Si la distribution vocale est amplement investie, les femmes semblent ici mieux tenir leurs rôles respectifs que les hommes, et les rôles secondaires prennent parfois le dessus. L’Esprit du lac, la basse finnoise Mika Kares, se complaît dans des ports de voix qui ne sont pas du meilleur du goût et restent un peu trop dans la gorge. Le ténor princier, du Tchèque Pavel Černoch, charme par ses belles harmoniques, mais le timbre en retrait est globalement très nasal.
Christiane Karg fait un début magnifié dans les coloratures du rôle de Rusalka et se montre particulièrement à son aise dans la veine mélodique populaire et envoûtante d’airs tels que le fameux Chant à la Lune.

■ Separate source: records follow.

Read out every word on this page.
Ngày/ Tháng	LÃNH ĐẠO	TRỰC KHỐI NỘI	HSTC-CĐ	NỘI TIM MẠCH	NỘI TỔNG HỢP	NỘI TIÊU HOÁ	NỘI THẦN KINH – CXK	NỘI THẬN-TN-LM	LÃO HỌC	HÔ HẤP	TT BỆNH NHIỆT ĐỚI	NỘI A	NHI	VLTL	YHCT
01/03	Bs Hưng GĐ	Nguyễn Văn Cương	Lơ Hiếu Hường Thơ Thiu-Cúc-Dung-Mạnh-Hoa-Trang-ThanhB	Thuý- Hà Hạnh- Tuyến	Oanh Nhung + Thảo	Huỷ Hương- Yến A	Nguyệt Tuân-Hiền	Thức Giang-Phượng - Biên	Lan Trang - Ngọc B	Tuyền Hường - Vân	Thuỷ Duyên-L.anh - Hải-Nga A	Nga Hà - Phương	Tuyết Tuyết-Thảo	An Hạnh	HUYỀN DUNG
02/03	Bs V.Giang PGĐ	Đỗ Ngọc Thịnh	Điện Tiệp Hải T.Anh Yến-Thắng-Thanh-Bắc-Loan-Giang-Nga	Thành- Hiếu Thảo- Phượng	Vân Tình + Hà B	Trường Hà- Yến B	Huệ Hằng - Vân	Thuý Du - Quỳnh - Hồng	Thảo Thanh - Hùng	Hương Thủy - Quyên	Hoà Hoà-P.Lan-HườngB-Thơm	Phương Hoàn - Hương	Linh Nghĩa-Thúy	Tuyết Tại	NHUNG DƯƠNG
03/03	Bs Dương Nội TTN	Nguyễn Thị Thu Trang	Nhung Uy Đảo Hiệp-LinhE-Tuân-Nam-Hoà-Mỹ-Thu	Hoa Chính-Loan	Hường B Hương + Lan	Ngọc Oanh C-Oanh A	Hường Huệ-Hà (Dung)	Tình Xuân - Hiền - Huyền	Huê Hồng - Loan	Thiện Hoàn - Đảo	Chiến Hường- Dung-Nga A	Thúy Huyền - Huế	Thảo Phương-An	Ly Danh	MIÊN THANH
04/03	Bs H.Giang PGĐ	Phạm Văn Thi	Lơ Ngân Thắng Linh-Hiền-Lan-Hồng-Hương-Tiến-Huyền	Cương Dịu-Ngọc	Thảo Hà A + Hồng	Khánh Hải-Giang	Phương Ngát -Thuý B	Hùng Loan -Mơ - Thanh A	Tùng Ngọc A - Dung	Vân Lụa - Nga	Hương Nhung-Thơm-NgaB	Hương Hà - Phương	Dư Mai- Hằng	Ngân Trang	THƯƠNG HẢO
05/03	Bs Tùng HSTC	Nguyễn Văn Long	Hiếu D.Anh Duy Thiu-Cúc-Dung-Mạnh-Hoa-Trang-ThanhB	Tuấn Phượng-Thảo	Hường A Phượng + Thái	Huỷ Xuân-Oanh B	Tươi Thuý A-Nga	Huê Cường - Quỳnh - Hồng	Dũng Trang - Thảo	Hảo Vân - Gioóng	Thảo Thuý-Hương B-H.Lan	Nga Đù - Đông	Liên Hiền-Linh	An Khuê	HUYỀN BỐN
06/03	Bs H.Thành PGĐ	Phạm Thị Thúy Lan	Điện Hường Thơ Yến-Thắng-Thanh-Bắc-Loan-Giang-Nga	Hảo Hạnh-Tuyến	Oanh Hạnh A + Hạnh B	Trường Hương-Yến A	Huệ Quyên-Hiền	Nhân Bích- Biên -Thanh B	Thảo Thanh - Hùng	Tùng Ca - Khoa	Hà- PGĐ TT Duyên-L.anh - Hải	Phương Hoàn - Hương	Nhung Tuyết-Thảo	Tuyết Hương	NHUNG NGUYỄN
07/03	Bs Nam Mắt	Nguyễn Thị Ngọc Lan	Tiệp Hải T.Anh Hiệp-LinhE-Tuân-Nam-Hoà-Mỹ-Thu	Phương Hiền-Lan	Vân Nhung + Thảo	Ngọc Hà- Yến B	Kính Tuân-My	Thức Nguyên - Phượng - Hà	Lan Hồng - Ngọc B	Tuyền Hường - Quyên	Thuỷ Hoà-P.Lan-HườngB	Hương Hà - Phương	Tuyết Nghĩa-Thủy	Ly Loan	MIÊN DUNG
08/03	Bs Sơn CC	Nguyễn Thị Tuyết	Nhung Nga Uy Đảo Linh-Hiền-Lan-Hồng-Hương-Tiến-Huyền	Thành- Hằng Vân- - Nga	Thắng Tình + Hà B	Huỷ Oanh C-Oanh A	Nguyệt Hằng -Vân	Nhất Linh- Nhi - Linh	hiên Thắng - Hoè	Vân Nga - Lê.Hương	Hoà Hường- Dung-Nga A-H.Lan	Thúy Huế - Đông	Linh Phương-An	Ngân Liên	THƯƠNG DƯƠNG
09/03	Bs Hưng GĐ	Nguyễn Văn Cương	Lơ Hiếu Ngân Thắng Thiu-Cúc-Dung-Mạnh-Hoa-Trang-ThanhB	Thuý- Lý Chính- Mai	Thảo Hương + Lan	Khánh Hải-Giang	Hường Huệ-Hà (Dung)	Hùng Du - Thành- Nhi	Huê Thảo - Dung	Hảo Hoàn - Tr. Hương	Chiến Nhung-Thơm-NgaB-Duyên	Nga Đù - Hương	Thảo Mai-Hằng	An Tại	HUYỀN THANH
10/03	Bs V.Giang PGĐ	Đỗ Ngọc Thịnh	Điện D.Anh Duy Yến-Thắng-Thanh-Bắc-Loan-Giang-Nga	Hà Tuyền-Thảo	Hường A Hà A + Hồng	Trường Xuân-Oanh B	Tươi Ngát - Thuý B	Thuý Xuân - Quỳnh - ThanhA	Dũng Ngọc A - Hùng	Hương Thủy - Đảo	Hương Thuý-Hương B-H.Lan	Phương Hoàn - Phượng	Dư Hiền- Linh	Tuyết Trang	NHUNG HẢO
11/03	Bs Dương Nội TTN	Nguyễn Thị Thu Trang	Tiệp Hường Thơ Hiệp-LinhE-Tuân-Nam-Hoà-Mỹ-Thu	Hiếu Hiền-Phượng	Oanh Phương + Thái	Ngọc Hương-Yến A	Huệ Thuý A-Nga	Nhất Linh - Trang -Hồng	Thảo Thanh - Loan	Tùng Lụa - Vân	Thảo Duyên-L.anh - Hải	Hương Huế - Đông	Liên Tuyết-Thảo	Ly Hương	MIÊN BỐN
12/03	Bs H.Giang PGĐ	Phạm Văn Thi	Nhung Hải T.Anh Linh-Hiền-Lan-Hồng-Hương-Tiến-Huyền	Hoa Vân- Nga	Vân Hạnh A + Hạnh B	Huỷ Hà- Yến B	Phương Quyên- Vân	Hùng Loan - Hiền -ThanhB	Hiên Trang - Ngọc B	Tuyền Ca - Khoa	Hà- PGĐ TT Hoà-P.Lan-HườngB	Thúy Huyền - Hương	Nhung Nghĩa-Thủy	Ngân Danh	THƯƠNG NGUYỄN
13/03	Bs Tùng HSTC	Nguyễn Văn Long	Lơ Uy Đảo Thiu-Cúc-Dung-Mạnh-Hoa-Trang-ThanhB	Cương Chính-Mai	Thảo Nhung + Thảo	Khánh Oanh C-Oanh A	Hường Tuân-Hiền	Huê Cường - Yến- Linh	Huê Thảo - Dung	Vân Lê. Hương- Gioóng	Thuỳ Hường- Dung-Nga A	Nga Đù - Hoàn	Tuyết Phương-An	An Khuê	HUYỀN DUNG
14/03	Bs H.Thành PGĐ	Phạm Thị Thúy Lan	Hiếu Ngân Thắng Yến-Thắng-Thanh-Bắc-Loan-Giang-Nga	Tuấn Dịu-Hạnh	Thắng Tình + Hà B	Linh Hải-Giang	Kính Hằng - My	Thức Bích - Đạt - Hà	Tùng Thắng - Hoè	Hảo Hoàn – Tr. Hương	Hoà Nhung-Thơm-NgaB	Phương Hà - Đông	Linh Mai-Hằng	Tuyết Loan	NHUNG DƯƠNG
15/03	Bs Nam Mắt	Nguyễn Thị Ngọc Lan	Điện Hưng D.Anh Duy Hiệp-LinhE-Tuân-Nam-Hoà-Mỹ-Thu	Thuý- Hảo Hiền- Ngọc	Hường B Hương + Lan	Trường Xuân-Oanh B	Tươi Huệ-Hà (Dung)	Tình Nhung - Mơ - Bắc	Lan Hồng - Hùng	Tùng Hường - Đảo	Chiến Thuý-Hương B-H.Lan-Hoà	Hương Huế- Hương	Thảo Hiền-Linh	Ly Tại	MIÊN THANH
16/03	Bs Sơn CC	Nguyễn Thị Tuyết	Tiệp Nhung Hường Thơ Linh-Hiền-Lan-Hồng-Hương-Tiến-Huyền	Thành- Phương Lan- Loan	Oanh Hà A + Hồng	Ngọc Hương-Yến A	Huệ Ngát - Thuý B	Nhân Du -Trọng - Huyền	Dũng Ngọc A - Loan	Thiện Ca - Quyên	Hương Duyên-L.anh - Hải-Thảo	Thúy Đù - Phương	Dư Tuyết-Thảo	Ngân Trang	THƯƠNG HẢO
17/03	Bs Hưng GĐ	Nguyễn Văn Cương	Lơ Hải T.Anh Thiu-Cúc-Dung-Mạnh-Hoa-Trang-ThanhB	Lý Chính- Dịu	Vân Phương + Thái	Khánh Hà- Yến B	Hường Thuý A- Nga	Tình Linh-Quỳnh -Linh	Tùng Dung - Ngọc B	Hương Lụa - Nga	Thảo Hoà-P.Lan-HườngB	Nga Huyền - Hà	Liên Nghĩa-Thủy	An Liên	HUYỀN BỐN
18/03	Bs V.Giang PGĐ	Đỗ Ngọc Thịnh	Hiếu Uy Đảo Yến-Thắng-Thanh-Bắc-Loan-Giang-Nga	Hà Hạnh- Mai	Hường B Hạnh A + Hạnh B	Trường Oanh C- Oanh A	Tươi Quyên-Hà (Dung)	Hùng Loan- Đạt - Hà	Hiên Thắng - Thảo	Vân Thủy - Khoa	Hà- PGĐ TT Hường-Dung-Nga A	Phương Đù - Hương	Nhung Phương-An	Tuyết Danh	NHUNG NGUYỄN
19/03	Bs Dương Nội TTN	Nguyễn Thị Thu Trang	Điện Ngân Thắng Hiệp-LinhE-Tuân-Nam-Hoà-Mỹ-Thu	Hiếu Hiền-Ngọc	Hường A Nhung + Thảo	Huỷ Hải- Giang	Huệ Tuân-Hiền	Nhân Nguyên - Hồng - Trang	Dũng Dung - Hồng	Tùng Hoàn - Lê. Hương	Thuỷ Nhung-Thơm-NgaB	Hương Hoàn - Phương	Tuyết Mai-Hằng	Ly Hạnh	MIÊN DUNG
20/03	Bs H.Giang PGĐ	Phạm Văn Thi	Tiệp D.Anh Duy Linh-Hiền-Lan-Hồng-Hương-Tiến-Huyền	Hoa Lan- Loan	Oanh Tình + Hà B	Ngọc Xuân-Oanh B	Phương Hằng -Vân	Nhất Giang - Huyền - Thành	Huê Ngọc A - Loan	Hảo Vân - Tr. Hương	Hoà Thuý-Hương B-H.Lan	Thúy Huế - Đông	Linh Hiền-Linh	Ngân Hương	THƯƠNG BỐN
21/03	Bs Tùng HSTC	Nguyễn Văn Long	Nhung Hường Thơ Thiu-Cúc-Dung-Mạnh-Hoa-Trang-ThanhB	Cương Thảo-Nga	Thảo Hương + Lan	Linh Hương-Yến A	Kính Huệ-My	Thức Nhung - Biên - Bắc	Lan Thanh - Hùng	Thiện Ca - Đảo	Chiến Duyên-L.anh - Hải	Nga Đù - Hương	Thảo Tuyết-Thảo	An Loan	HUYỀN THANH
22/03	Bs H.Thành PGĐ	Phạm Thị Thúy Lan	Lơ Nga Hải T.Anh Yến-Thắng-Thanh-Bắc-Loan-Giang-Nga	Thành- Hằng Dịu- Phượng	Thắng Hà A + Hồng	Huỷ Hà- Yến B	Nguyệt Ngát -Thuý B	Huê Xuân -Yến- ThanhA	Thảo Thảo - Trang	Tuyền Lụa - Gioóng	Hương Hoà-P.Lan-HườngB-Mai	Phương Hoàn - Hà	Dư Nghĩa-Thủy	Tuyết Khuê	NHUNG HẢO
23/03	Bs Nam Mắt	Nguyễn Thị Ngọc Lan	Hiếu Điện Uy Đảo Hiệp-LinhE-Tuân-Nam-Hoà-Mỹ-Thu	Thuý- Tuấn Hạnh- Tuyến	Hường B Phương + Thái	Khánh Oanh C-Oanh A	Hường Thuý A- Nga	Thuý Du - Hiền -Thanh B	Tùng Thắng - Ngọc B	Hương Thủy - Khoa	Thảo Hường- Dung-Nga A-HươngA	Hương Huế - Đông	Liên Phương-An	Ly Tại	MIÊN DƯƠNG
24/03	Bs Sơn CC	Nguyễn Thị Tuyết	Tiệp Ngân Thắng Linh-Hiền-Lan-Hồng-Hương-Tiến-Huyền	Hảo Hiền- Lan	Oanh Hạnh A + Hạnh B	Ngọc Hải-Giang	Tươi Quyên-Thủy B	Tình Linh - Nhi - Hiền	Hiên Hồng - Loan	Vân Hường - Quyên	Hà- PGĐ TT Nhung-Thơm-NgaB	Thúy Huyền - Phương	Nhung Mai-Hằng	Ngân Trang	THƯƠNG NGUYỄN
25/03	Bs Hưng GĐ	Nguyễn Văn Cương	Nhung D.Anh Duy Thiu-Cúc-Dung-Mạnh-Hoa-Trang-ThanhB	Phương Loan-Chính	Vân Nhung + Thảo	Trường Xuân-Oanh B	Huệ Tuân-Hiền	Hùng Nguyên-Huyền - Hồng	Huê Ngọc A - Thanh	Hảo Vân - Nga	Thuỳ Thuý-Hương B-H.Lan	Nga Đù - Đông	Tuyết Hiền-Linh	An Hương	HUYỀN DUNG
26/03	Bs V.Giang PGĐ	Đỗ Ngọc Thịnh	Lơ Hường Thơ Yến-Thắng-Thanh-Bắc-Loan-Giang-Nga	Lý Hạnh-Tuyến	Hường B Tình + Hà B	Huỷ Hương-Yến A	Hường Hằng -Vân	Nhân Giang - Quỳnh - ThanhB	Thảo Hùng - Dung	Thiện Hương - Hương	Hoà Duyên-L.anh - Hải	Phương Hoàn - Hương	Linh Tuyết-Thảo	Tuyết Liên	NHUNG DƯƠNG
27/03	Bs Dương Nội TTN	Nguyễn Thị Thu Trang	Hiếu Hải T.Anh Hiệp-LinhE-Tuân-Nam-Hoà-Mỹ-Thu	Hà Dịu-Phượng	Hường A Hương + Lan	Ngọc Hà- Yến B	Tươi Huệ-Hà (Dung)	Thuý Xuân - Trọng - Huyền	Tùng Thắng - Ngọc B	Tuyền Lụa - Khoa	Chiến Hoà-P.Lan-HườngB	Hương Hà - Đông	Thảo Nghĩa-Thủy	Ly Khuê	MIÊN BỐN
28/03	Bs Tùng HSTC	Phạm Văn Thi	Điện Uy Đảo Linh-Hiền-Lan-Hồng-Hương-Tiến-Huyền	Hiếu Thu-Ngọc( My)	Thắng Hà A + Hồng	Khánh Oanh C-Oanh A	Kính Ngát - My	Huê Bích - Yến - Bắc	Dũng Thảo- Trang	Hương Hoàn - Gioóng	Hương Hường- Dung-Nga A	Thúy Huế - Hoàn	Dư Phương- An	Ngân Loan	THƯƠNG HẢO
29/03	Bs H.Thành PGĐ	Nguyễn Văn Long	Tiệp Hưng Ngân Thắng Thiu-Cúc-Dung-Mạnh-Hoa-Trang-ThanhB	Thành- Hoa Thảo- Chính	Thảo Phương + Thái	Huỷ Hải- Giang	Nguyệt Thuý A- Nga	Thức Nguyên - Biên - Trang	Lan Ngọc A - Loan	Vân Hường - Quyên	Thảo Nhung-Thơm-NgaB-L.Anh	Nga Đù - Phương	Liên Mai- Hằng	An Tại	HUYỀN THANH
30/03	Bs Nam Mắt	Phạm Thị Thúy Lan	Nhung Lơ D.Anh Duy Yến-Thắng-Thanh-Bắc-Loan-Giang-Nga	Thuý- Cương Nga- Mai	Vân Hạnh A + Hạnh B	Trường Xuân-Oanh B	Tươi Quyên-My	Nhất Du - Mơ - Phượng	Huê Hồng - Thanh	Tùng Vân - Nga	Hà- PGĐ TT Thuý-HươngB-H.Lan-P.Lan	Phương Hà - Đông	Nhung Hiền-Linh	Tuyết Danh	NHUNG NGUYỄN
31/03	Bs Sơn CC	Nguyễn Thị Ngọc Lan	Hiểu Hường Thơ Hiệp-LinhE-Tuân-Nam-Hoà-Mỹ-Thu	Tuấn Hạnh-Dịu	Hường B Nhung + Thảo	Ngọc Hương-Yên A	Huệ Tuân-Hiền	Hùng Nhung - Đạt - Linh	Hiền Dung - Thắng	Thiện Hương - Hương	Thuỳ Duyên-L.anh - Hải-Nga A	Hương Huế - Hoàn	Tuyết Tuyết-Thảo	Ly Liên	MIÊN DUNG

Sa concurrente dans le livret, la Princesse étrangère incarnée par la soprano dramatique russe Anna Samuil est vocalement irréprochable, mais pourrait affirmer plus de personnalité.
Anna Kissjudit, mezzo hongroise, campe une sorcière Ježibaba en volubilité dramatico-vocale. Toutes et tous se prêtent avec brio aux exigences chorégraphiques d’une mise en scène ingénieuse et créative jusque dans les passages purement instrumentaux.
L'auditeur note également l'égalité des registres du baryton polonais Adam Kutny, garde-forestier, et le puissant soprano lyrique de Clara Nadeshdin, garçon de cuisine à la personnalité presque écrasante. Le chasseur du baryton sud-coréen Taehan Kim, Premier prix du Concours Reine Élisabeth 2023, crève la scène en personnage secondaire de très haute tenue, tout comme le trio des Esprits des bois (la soprano hongroise Regina Koncz, au timbre agréable et tout en souplesse, ainsi que les mezzos à la voix ample et généreuse d'Ekaterina Chayka-Rubinstein, Allemande d’origine ukrainienne, et de la Suédoise Rebecka Wallroth), trois chanteuses de l’Internationales Opernstudio du Staatsoper.
La direction musicale maîtrise très bien les contrastes, mais l’orchestre, en principe tout à fait apte à retranscrire les moindres nuances exigées par la partition, affiche parfois un certain laisser-aller dans les départs, ce dès le prélude. Si chef britannique Robin Ticciati, qui fait ici ses débuts avec la Staatskapelle, a déjà dirigé Rusalka à Glyndebourne en 2019, il ne parvient pas plus à tirer la phalange berlinoise d’un certain caractère routinier qu’à galvaniser le Chœur du Staatsoper (nymphes des bois, invités et entourage du Prince), doué d’un talent certain dans l'expression de la diversité des coloris, mais relégué en fond de scène par Kornél Mundruczó.
L’imagerie onirique, la noirceur ambiante et le jeu sur les identités triomphent à la fin du spectacle : Rusalka est dotée d’un corps mutant de créature marine répugnante lorsque le prince pris de remords accepte finalement de mourir dans un ultime baiser. Le public du Staatsoper fait preuve d’une écoute très attentive (un silence recueilli plane dès le foyer plein qui accueille la présentation orale par le dramaturge en début de soirée). Estomaquée, l'assistance retient son souffle jusqu'à la fin de la représentation. Les quelques huées ne parviennent pas à couvrir des ovations déchaînées.